Les terres sont disposées en forme de rang, de manière à ce que les habitations se trouvent disposées le long du chemin public chacune n'étant éloignée de sa voisine que de deux ou trois arpents. On a même à plusieurs endroits un rang double. Il en résulte le rapprochement d'un plus grand nombre de foyers. Le rang caractérise le Canada français. Au contraire de la France, les colons de la Nouvelle-France tenaient à résider chacun sur leur terre. Au début, les colons tenaient à s'installer le long du fleuve ou du cours d'eau. Dans cette contrée couverte de forêts, le fleuve était une grande route naturelle.


Tout au long du cours d’eau, on retrouvait en maints endroits des prairies naturelles où les bestiaux pouvaient se nourrir en attendant les premiers défrichements. Ce rapprochement des habitations permettait aux gens de s'assister les uns les autres dans les travaux pénibles de défrichement et de se porter secours en cas d'attaques des Iroquois. Chaque rang est relié par une route transversale où il n'y pas d'habitation. Entre voisins on se rend beaucoup de services.


On fait également des corvées. À la différence du coup de main, les corvées comprennent beaucoup de personnes et ont lieu surtout à l'occasion de travaux exceptionnels, par exemple la corvée de levage de la charpente d'une grange.


Chaque rang pourvoit à l'assistance des pauvres. C'est d'abord les parents et la famille du nécessiteux qui sont censés voir à son entretien, mais si la famille ne peut pas, c'est le rang alors qui s'en charge.

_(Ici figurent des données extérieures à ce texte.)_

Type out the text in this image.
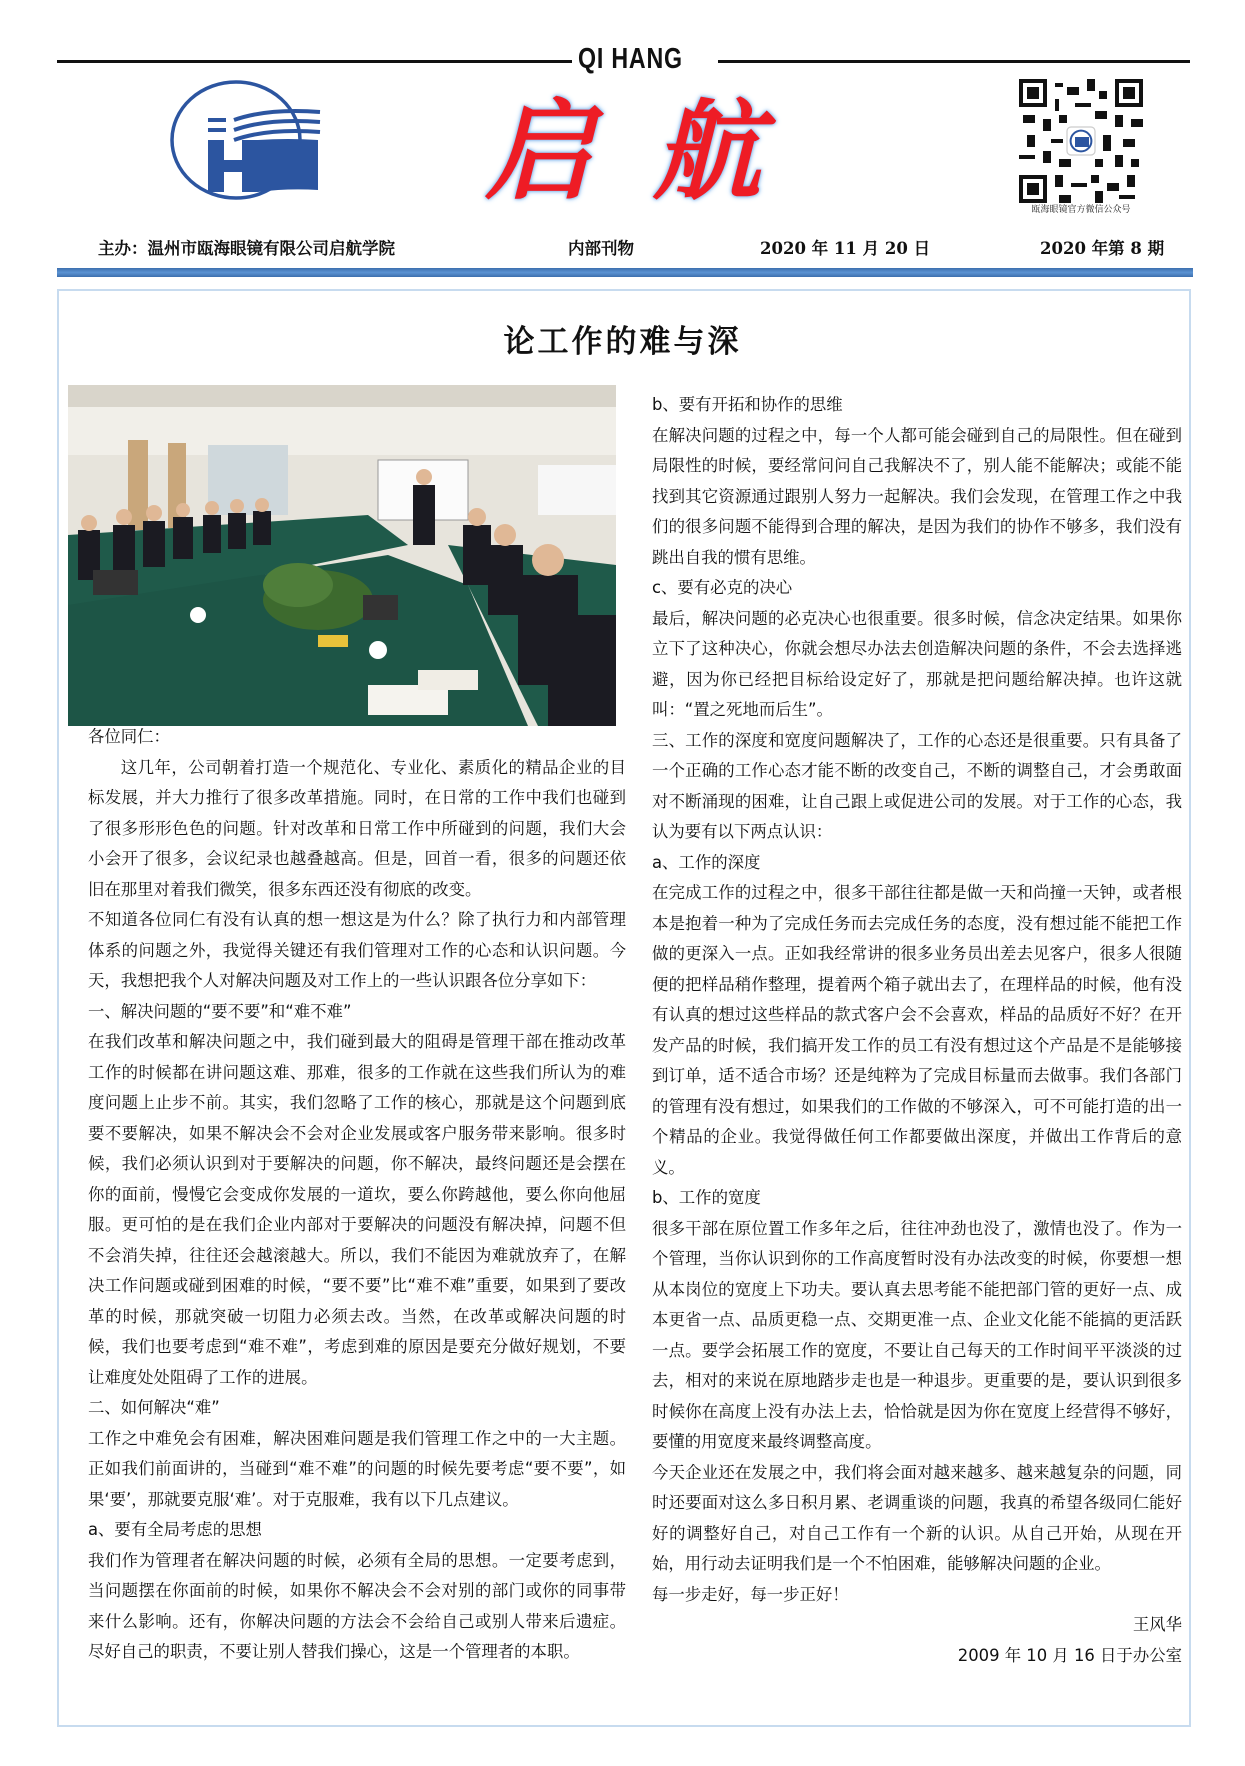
QI HANG
启航	瓯海眼镜官方微信公众号
主办：温州市瓯海眼镜有限公司启航学院	内部刊物	2020 年 11 月 20 日	2020 年第 8 期
论工作的难与深

各位同仁：

这几年，公司朝着打造一个规范化、专业化、素质化的精品企业的目标发展，并大力推行了很多改革措施。同时，在日常的工作中我们也碰到了很多形形色色的问题。针对改革和日常工作中所碰到的问题，我们大会小会开了很多，会议纪录也越叠越高。但是，回首一看，很多的问题还依旧在那里对着我们微笑，很多东西还没有彻底的改变。

不知道各位同仁有没有认真的想一想这是为什么？除了执行力和内部管理体系的问题之外，我觉得关键还有我们管理对工作的心态和认识问题。今天，我想把我个人对解决问题及对工作上的一些认识跟各位分享如下：

一、解决问题的“要不要”和“难不难”

在我们改革和解决问题之中，我们碰到最大的阻碍是管理干部在推动改革工作的时候都在讲问题这难、那难，很多的工作就在这些我们所认为的难度问题上止步不前。其实，我们忽略了工作的核心，那就是这个问题到底要不要解决，如果不解决会不会对企业发展或客户服务带来影响。很多时候，我们必须认识到对于要解决的问题，你不解决，最终问题还是会摆在你的面前，慢慢它会变成你发展的一道坎，要么你跨越他，要么你向他屈服。更可怕的是在我们企业内部对于要解决的问题没有解决掉，问题不但不会消失掉，往往还会越滚越大。所以，我们不能因为难就放弃了，在解决工作问题或碰到困难的时候，“要不要”比“难不难”重要，如果到了要改革的时候，那就突破一切阻力必须去改。当然，在改革或解决问题的时候，我们也要考虑到“难不难”，考虑到难的原因是要充分做好规划，不要让难度处处阻碍了工作的进展。

二、如何解决“难”

工作之中难免会有困难，解决困难问题是我们管理工作之中的一大主题。正如我们前面讲的，当碰到“难不难”的问题的时候先要考虑“要不要”，如果‘要’，那就要克服‘难’。对于克服难，我有以下几点建议。

a、要有全局考虑的思想

我们作为管理者在解决问题的时候，必须有全局的思想。一定要考虑到，当问题摆在你面前的时候，如果你不解决会不会对别的部门或你的同事带来什么影响。还有，你解决问题的方法会不会给自己或别人带来后遗症。尽好自己的职责，不要让别人替我们操心，这是一个管理者的本职。

b、要有开拓和协作的思维

在解决问题的过程之中，每一个人都可能会碰到自己的局限性。但在碰到局限性的时候，要经常问问自己我解决不了，别人能不能解决；或能不能找到其它资源通过跟别人努力一起解决。我们会发现，在管理工作之中我们的很多问题不能得到合理的解决，是因为我们的协作不够多，我们没有跳出自我的惯有思维。

c、要有必克的决心

最后，解决问题的必克决心也很重要。很多时候，信念决定结果。如果你立下了这种决心，你就会想尽办法去创造解决问题的条件，不会去选择逃避，因为你已经把目标给设定好了，那就是把问题给解决掉。也许这就叫：“置之死地而后生”。

三、工作的深度和宽度问题解决了，工作的心态还是很重要。只有具备了一个正确的工作心态才能不断的改变自己，不断的调整自己，才会勇敢面对不断涌现的困难，让自己跟上或促进公司的发展。对于工作的心态，我认为要有以下两点认识：

a、工作的深度

在完成工作的过程之中，很多干部往往都是做一天和尚撞一天钟，或者根本是抱着一种为了完成任务而去完成任务的态度，没有想过能不能把工作做的更深入一点。正如我经常讲的很多业务员出差去见客户，很多人很随便的把样品稍作整理，提着两个箱子就出去了，在理样品的时候，他有没有认真的想过这些样品的款式客户会不会喜欢，样品的品质好不好？在开发产品的时候，我们搞开发工作的员工有没有想过这个产品是不是能够接到订单，适不适合市场？还是纯粹为了完成目标量而去做事。我们各部门的管理有没有想过，如果我们的工作做的不够深入，可不可能打造的出一个精品的企业。我觉得做任何工作都要做出深度，并做出工作背后的意义。

b、工作的宽度

很多干部在原位置工作多年之后，往往冲劲也没了，激情也没了。作为一个管理，当你认识到你的工作高度暂时没有办法改变的时候，你要想一想从本岗位的宽度上下功夫。要认真去思考能不能把部门管的更好一点、成本更省一点、品质更稳一点、交期更准一点、企业文化能不能搞的更活跃一点。要学会拓展工作的宽度，不要让自己每天的工作时间平平淡淡的过去，相对的来说在原地踏步走也是一种退步。更重要的是，要认识到很多时候你在高度上没有办法上去，恰恰就是因为你在宽度上经营得不够好，要懂的用宽度来最终调整高度。

今天企业还在发展之中，我们将会面对越来越多、越来越复杂的问题，同时还要面对这么多日积月累、老调重谈的问题，我真的希望各级同仁能好好的调整好自己，对自己工作有一个新的认识。从自己开始，从现在开始，用行动去证明我们是一个不怕困难，能够解决问题的企业。

每一步走好，每一步正好！

王风华

2009 年 10 月 16 日于办公室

Tous les six mois environ, on fait une tournée ou collecte au bénéfice des pauvres. La veille du Jour de l’An, c'est la traditionnelle «guignolée». Chaque rang a son école, sa fromagerie et sa croix du chemin. Le village est situé généralement au centre de la paroisse. Il contient une fromagerie beurrerie, quelques ateliers d'artisan, l'église, le presbytère, les demeures du médecin, du notaire et de quelques rentiers ainsi qu’un ou deux magasins généraux. En somme, la paroisse est comme une grande famille. Tous se connaissent et la plupart sont désignés par un surnom.


Au sein de cette paroisse agrandie, on distingue quelques personnes jouissant d'une réputation particulière de sagesse. Le notaire et le médecin exercent une large part d'influence, mais le chef, le patriarche de cette grande famille est le curé. Il connaît tout le monde. Il partage la joie et les peines de ses paroissiens. Il s'occupe souvent du progrès matériel de ses ouailles. Il fonde parfois un cercle agricole pour aider au progrès des techniques agricoles. Son rôle est primordial dans la communauté. L'habitant regarde son curé comme son protecteur naturel. La coutume veut que le 26e enfant d’une famille soit à la charge du curé. Généralement, l'entente est parfaite entre le curé, le notaire et le médecin.


C'est un spectacle curieux le dimanche et les jours de fête que cette population d'hommes, de femmes et d’enfants débouchant sur la place publique, venant de tous les points de la paroisse. On y attache les chevaux à des piquets de bois disposés symétriquement. L'habitant rencontre ici ses connaissances. Il prête également l'oreille aux annonces du crieur public.